Let’s do another test, b1 = 0, i.e., it’s an unconditional exponential model, or just a standard exponential distribution.

rate_b1_zero <- function(df, b0) exp(b0)
# fit the model under the null hypothesis
sol3 <- mle_numerical(optim(par = 0,
    fn = loglik(df, resp, rate_b1_zero),
    control = list(fnscale = -1),
    hessian = TRUE,
    method = "BFGS"))
(lrt.sol3 <- -2 * (loglik_val(sol2) - loglik_val(sol)))
#> [1] 4.037435
pchisq(lrt.sol3, df = 1, lower.tail = FALSE) # compute the p-value
#> [1] 0.04450142

This has a p-value of essentially zero, so we reject the null hypothesis that b1 = 0.

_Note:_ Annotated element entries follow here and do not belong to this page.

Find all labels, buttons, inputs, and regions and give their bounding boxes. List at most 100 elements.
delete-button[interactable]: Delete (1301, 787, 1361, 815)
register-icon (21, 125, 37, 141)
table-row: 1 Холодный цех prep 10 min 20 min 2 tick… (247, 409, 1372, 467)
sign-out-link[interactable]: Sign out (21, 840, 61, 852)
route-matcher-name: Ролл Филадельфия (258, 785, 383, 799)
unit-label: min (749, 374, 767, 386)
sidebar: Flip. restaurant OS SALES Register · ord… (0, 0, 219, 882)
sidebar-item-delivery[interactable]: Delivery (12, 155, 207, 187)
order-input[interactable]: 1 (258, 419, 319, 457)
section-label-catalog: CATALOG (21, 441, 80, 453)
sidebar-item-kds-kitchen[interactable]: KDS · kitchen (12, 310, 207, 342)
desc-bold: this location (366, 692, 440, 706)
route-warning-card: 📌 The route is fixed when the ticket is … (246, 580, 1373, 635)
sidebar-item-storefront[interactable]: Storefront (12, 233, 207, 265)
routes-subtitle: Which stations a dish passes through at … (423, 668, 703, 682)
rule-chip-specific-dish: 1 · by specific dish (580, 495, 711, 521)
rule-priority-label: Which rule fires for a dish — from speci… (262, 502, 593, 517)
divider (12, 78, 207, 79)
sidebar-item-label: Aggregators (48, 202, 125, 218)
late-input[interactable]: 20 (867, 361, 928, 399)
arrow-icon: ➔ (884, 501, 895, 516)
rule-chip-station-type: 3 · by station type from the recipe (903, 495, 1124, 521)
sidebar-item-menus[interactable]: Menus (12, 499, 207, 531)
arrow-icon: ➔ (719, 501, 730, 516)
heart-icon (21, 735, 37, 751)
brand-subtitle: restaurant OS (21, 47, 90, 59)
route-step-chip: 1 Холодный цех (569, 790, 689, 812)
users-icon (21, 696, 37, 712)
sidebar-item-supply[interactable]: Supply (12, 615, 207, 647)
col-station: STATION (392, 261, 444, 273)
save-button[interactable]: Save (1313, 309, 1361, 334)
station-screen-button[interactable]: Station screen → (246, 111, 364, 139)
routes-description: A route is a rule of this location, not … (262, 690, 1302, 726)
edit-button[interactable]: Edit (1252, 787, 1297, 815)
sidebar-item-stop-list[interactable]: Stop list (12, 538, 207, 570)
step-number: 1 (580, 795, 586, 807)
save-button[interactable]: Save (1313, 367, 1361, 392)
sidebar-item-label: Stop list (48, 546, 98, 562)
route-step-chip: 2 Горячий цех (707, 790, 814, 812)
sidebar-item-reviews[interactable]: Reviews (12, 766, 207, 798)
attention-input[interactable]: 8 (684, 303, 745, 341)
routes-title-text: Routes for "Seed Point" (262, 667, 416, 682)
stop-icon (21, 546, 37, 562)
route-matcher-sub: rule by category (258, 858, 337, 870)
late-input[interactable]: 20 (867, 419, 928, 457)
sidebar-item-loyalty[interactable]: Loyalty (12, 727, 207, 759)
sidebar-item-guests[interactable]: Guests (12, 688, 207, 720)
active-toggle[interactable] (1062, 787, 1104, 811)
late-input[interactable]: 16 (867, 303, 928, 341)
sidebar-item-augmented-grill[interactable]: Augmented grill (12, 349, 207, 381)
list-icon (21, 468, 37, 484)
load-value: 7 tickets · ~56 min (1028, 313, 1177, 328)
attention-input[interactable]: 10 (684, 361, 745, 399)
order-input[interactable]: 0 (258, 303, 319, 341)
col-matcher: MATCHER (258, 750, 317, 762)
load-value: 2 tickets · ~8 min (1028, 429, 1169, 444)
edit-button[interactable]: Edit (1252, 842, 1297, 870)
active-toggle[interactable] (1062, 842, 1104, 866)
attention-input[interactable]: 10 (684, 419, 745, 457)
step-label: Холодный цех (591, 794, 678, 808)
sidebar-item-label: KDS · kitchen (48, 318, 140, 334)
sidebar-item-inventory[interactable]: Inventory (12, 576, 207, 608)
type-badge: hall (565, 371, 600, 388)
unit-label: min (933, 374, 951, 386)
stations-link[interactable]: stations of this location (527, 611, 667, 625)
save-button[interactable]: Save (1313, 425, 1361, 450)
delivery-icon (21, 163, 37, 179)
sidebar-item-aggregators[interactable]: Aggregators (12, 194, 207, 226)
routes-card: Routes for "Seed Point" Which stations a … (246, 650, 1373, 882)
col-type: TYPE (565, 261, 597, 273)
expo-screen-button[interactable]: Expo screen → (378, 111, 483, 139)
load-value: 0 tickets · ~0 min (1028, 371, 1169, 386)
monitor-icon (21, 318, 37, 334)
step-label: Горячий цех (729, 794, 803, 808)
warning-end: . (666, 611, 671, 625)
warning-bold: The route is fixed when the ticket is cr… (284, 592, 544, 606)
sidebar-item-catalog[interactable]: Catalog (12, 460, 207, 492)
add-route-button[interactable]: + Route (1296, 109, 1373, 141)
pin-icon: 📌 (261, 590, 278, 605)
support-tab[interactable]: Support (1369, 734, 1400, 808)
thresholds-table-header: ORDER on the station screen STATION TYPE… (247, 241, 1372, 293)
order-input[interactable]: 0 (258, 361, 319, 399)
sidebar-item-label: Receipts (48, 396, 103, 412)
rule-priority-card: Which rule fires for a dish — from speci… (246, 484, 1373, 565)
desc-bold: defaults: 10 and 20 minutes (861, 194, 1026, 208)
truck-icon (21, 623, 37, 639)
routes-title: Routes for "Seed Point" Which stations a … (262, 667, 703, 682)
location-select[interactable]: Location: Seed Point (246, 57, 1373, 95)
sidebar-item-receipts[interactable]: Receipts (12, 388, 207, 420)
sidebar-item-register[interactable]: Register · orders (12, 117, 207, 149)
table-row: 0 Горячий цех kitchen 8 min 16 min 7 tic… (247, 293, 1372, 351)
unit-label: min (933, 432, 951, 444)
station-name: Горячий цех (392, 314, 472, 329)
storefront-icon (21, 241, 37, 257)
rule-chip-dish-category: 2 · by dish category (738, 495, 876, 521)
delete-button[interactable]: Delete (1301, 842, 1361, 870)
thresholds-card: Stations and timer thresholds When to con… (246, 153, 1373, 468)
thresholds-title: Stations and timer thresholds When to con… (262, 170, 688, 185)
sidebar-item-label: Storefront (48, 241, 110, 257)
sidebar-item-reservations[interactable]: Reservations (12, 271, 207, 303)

Let’s compare the confidence intervals for each of these models.

CI <- confint(sol)
# print the confidence interval
print(CI)
#>          2.5%       97.5%
#> b0 -0.4542147 0.003489406
#> b1  0.4140362 0.498142415

We see that the 95% confidence interval for b0 does not include zero, so we reject the null hypothesis that b0 = 0. The 95% confidence interval for b1 does not include zero, so we reject the null hypothesis that b1 = 0.

You can see tutorials for more examples of using the package in the vignettes.